All roofers use trigonometry, but roofing terminology sometimes obscures this fact. Instead of expressing roof pitch, which is a measure of the slope of a roof, as an angle, roofers prefer to express it as a ratio. The ratio still describes an angle, and you can convert between the ratio and the angle of the roof – as measured from the eave – using a mathematical table called a tangent table. There's usually no need to do this, however, because the ratio is self-explanatory and, in many ways, easier to use.

## The Rise Over the Run

You'll often hear roofers talking about the rise and run of a roof. The rise is the height of the roof above the top of the walls and the run is the horizontal distance from the peak to the edge of the eave. For example, a roof with a peak that rises 8 feet above the top of the walls has a rise of 8 feet. If the horizontal distance from the peak to the eave is 24 feet, the roof has a run of 24 feet. The ratio of the rise to the run is then 8/24, or 1/3.

Roofers like to express the roof pitch ratio in inches, and for simplicity, they always use a run of 12 inches.
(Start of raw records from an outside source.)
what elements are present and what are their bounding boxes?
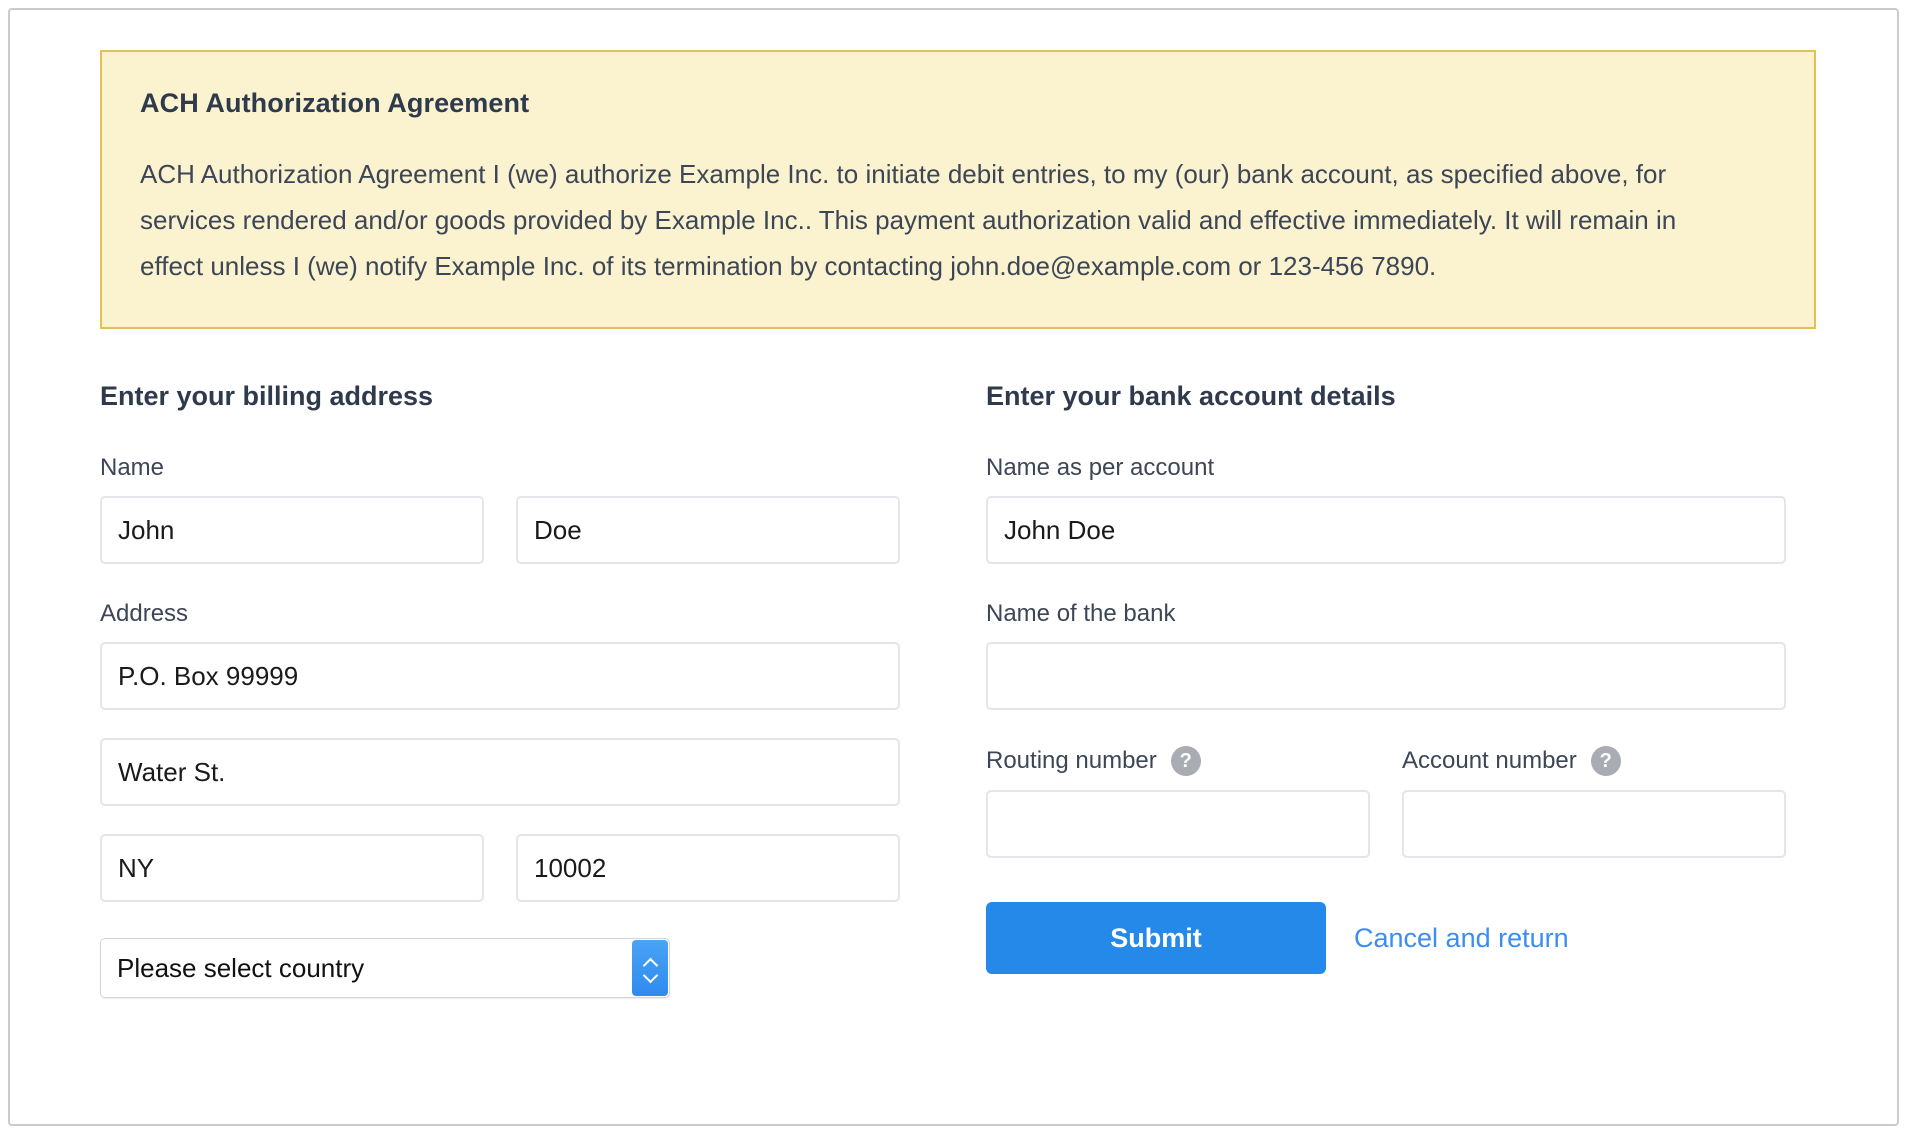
notice-body: ACH Authorization Agreement I (we) autho… bbox=[140, 159, 1677, 281]
account-number-group: Account number ? bbox=[1402, 746, 1786, 858]
address-line2-input[interactable] bbox=[100, 738, 900, 806]
routing-number-label: Routing number bbox=[986, 747, 1157, 774]
bank-name-label: Name of the bank bbox=[986, 600, 1176, 627]
name-row bbox=[100, 496, 900, 564]
page-content: ACH Authorization Agreement ACH Authoriz… bbox=[100, 50, 1816, 998]
notice-title: ACH Authorization Agreement bbox=[140, 88, 530, 118]
page-frame: ACH Authorization Agreement ACH Authoriz… bbox=[8, 8, 1899, 1126]
bank-details-section: Enter your bank account details Name as … bbox=[986, 381, 1786, 998]
zip-input[interactable] bbox=[516, 834, 900, 902]
account-name-label: Name as per account bbox=[986, 454, 1215, 481]
form-actions: Submit Cancel and return bbox=[986, 902, 1786, 974]
country-select[interactable]: Please select country bbox=[100, 938, 670, 998]
routing-account-labels-row: Routing number ? Account number ? bbox=[986, 746, 1786, 858]
bank-details-heading: Enter your bank account details bbox=[986, 381, 1396, 411]
country-select-box[interactable]: Please select country bbox=[100, 938, 670, 998]
first-name-input[interactable] bbox=[100, 496, 484, 564]
country-select-value: Please select country bbox=[117, 952, 365, 983]
billing-address-section: Enter your billing address Name Address bbox=[100, 381, 900, 998]
billing-address-heading: Enter your billing address bbox=[100, 381, 434, 411]
name-label: Name bbox=[100, 454, 165, 481]
form-columns: Enter your billing address Name Address bbox=[100, 381, 1816, 998]
address-line1-input[interactable] bbox=[100, 642, 900, 710]
account-name-input[interactable] bbox=[986, 496, 1786, 564]
address-label: Address bbox=[100, 600, 189, 627]
account-number-input[interactable] bbox=[1402, 790, 1786, 858]
submit-button[interactable]: Submit bbox=[986, 902, 1326, 974]
bank-name-input[interactable] bbox=[986, 642, 1786, 710]
state-input[interactable] bbox=[100, 834, 484, 902]
account-help-icon[interactable]: ? bbox=[1590, 746, 1621, 776]
city-zip-row bbox=[100, 834, 900, 902]
routing-number-input[interactable] bbox=[986, 790, 1370, 858]
country-select-stepper[interactable] bbox=[632, 940, 668, 996]
routing-number-group: Routing number ? bbox=[986, 746, 1370, 858]
account-number-label: Account number bbox=[1402, 747, 1577, 774]
chevron-down-icon bbox=[643, 970, 657, 979]
cancel-and-return-link[interactable]: Cancel and return bbox=[1354, 923, 1569, 954]
ach-authorization-notice: ACH Authorization Agreement ACH Authoriz… bbox=[100, 50, 1816, 329]
account-number-label-wrap: Account number ? bbox=[1402, 746, 1786, 776]
routing-number-label-wrap: Routing number ? bbox=[986, 746, 1370, 776]
chevron-up-icon bbox=[643, 958, 657, 967]
last-name-input[interactable] bbox=[516, 496, 900, 564]
routing-help-icon[interactable]: ? bbox=[1170, 746, 1201, 776]
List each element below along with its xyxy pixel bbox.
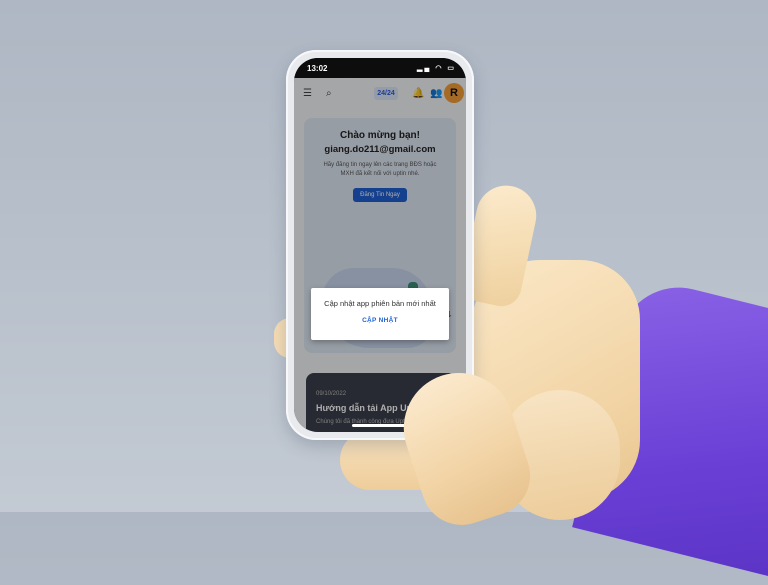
update-button[interactable]: CẬP NHẬT [362, 317, 398, 324]
status-bar: 13:02 ▂▄ ◠ ▭ [294, 58, 466, 78]
update-dialog: Cập nhật app phiên bản mới nhất CẬP NHẬT [311, 288, 449, 340]
signal-wifi-battery-icon: ▂▄ ◠ ▭ [417, 65, 456, 72]
update-message: Cập nhật app phiên bản mới nhất [324, 299, 436, 308]
phone-notch [338, 58, 422, 74]
status-time: 13:02 [307, 64, 328, 73]
home-indicator[interactable] [352, 424, 408, 427]
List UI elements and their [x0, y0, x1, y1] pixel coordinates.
To express a slope of 1/3 as a roof pitch, you would multiply by 4/4 to produce 12 in the denominator of the ratio. The fraction 4/4 equals 1, so it doesn't change the value of the pitch, and it produces a pitch of 4/12.

To reiterate, a roof pitch of 4/12 means that the roof rises 4 inches for every 12 inches of horizontal distance. Roofers refer to this as a 4-in-12 roof.

## Measuring Roof Pitch

In practice, it's unusual to measure the entire rise and run of a roof. It's much easier to measure the change in roof elevation over a 12-inch horizontal distance. You can do this with a 12-inch level and a tape measure, either working on top of the roof or in the attic. You extend the level out from the roof deck toward the downward slope, center the bubble and measure the vertical distance between the decking and the free end of the level. The pitch of the roof is simply the ratio of this number to 12.

## Roof Pitch and Roof Angle

You can think of a roof as forming the hypotenuse of a right-angled triangle. The rise and run of the roof form the other two sides of the triangle. Dredging up knowledge you gleaned in high school math class, you'll remember that the ratio of the rise to the run correspond to the tangent of the angle formed by the roof deck and the roof trusses. The larger this angle is, the greater the pitch of the roof. If you want to know the value of the angle, simply convert the roof pitch to a decimal fraction by dividing the run into the rise and look up that fraction in a table of tangents.